In modern times, the concept of Gemeindebürger [townsman, burgher] status has therefore lost much of its significance. Some of the rights implied by the term were and are a matter of public law, others of private or civil law. Among the former are the rights to vote, to hold local office, and to have a voice in community affairs. One of the latter that is still significant today in many towns is the right to use communal property, as long as it is not restricted to individual classes in the community by statute, custom, or agreement. Burgher law also imposes certain obligations on burghers (burgher services, burgher encumbrances), such as the duty to accept town posts, to perform services for the town, and to pay local fees (burgher taxes). However, nonburghers are now subject to the town tax assessments as well, if they are permanent residents of the town. Burgher status is acquired either by law, if the statutory requirements are met, or through admittance by agents of the town. In earlier times it was also customary for sovereigns to award burgher status without consulting the town council; the recipients were called Gnadenbürger [burghers by favor]. As a rule, any subject who meets the statutory requirements is eligible for burgher status. Upon admittance, the name of the new burgher is entered in the burgher book (burgher register, burgher roll); he pays a burgher fee for his admittance and then receives a burgher certificate, a document certifying his admittance. Persons who have rendered special service to a city or whom the town council wishes to honor are awarded Ehrenbürgerrecht [honorary burgher status] by the council, but this generally has no legal effect.

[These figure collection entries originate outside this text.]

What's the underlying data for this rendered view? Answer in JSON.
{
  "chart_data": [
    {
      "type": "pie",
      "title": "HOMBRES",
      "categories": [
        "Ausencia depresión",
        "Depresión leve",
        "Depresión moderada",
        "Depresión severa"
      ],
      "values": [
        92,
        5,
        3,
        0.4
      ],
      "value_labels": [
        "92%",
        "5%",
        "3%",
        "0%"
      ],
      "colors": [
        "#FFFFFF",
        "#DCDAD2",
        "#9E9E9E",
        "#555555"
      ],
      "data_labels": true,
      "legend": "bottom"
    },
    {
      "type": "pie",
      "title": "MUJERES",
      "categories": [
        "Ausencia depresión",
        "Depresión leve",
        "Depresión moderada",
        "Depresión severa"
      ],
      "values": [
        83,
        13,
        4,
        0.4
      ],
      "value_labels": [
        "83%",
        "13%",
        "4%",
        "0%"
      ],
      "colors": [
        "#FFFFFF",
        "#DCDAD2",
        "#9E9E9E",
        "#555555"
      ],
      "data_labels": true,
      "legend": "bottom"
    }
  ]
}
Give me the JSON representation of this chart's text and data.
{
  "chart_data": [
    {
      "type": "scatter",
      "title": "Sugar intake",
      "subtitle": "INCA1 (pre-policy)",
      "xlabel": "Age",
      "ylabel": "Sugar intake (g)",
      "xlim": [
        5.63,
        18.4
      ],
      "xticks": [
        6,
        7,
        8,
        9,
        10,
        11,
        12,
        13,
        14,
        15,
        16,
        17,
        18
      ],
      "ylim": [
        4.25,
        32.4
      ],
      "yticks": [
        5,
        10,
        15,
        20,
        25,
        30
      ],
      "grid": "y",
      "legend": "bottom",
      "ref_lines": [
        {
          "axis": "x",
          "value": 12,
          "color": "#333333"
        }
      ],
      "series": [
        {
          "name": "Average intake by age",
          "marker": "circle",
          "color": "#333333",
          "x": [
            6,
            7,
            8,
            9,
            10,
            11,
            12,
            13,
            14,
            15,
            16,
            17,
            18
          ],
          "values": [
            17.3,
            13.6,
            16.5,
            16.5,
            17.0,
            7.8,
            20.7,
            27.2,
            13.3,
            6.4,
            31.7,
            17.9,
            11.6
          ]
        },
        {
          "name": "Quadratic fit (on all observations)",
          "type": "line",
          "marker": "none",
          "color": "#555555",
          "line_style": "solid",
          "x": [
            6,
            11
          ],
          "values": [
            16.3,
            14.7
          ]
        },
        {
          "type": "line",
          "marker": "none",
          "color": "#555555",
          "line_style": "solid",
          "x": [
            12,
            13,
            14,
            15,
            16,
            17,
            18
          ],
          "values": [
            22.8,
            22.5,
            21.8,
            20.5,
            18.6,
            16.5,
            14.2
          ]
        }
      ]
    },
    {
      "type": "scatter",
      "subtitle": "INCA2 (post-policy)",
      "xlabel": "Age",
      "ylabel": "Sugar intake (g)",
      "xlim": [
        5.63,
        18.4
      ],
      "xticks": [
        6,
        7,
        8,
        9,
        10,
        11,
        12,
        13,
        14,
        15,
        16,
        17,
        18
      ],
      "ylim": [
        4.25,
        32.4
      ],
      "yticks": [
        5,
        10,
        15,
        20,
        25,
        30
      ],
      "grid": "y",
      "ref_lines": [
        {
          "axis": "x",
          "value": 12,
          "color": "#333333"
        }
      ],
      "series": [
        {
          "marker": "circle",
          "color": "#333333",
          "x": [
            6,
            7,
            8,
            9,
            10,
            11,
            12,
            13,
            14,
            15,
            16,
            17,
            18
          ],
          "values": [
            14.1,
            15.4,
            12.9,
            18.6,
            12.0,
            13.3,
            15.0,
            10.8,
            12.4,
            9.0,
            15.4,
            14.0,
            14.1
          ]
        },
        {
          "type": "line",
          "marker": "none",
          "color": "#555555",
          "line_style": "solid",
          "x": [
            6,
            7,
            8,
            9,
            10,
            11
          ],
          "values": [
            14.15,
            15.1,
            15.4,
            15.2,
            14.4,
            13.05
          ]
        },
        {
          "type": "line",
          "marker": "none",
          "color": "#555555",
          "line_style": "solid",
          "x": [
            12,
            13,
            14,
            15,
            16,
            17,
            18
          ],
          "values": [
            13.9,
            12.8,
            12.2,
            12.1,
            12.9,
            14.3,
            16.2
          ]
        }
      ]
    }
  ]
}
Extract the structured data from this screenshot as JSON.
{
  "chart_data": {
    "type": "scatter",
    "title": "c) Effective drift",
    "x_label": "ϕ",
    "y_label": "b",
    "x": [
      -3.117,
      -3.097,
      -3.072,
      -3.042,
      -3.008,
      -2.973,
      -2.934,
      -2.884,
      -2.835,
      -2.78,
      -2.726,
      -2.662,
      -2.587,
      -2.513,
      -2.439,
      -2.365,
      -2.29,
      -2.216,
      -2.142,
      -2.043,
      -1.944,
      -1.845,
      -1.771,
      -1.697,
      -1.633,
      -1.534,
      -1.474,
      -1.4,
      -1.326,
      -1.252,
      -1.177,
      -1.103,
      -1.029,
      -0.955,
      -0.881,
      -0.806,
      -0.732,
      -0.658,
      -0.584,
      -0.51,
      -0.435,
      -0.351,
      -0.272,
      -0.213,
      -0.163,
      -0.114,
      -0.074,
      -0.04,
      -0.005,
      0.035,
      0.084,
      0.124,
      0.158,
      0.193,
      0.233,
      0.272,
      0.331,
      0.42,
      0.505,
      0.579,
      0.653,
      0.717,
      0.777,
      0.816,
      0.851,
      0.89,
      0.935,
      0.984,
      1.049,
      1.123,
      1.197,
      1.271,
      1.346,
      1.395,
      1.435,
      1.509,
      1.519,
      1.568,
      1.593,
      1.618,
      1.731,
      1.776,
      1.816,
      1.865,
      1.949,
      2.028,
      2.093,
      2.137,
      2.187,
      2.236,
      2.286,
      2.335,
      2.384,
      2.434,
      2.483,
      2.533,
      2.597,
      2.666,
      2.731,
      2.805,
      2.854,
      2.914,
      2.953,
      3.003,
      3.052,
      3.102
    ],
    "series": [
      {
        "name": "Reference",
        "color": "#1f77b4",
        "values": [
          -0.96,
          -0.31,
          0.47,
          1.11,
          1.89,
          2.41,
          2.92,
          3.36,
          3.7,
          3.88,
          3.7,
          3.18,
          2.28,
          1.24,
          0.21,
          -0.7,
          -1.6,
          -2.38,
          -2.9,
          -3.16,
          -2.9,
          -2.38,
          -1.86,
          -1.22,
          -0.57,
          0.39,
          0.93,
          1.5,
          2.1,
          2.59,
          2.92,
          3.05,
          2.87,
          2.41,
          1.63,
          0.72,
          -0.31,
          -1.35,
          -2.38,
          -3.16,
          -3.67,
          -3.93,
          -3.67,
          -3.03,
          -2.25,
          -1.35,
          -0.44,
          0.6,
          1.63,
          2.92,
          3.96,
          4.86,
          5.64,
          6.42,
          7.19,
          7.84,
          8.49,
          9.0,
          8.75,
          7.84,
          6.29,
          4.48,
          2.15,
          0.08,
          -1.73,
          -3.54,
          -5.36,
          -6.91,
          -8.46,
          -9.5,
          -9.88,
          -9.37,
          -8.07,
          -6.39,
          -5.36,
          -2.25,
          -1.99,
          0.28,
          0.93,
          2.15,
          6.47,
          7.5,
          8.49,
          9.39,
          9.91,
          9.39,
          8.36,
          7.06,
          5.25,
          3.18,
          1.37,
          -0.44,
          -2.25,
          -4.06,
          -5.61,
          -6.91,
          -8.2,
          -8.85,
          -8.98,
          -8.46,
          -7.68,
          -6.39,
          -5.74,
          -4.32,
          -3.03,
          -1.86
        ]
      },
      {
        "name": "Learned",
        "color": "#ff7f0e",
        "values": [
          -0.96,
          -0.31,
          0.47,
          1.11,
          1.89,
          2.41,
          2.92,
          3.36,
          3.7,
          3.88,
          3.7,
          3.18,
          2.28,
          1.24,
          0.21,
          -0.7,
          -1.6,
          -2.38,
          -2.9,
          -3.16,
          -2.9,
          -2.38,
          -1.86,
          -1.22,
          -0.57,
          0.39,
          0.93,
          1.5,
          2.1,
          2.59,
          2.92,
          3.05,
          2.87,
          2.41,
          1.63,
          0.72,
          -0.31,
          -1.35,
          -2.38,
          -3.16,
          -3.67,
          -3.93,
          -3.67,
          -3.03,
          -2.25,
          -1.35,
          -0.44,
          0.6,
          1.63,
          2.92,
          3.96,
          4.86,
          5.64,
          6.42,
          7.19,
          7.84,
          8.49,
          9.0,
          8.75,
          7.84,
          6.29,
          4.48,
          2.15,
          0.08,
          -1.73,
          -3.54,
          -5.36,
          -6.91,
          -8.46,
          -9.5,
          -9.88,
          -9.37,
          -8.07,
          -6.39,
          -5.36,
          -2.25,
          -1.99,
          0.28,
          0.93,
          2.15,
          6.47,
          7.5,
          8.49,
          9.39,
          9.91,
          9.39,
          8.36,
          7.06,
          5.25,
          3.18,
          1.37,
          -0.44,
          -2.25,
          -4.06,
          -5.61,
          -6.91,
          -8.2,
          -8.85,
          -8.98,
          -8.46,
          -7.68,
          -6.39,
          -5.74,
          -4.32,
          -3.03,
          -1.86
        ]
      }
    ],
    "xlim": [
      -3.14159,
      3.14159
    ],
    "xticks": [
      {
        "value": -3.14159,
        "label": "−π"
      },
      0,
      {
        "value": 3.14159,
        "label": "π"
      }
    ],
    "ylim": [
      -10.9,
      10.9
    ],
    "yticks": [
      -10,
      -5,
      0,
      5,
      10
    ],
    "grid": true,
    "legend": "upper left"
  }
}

Burgher status is lost upon renunciation or whenever the legal requirements are no longer met.

In former times there was a significant distinction between Vollbürger [full burghers] and Schutzbürger [protected burghers]. Schutzbürger or Schutzverwandte (residents with national citizenship) were people who, on the basis of a national law, were entitled to reside in the town and therefore had to exercise their rights and fulfill their duties as national citizenship in that town. Ausmärker (Forensen, Markgenossen) are persons who do not reside in the town but who own property or have other in rem rights there, on the basis of which they share the benefits and burdens of the community association.

The term bürgerlich [adjective formed from the noun Bürger] or zivil [its Latin-based counterpart] is also used to distinguish the civilian population from military personnel, as well as to distinguish private law from public law (constitutional law, criminal law). We speak of bürgerliches Recht or Zivilrecht [civil law], bürgerlicher Prozeß or Zivilprozeß [civil process]. Cf. Schröder, Lehrbuch der deutschen Rechtsgeschichte [Textbook of German Legal History] (4th Ed., Leipzig 1902).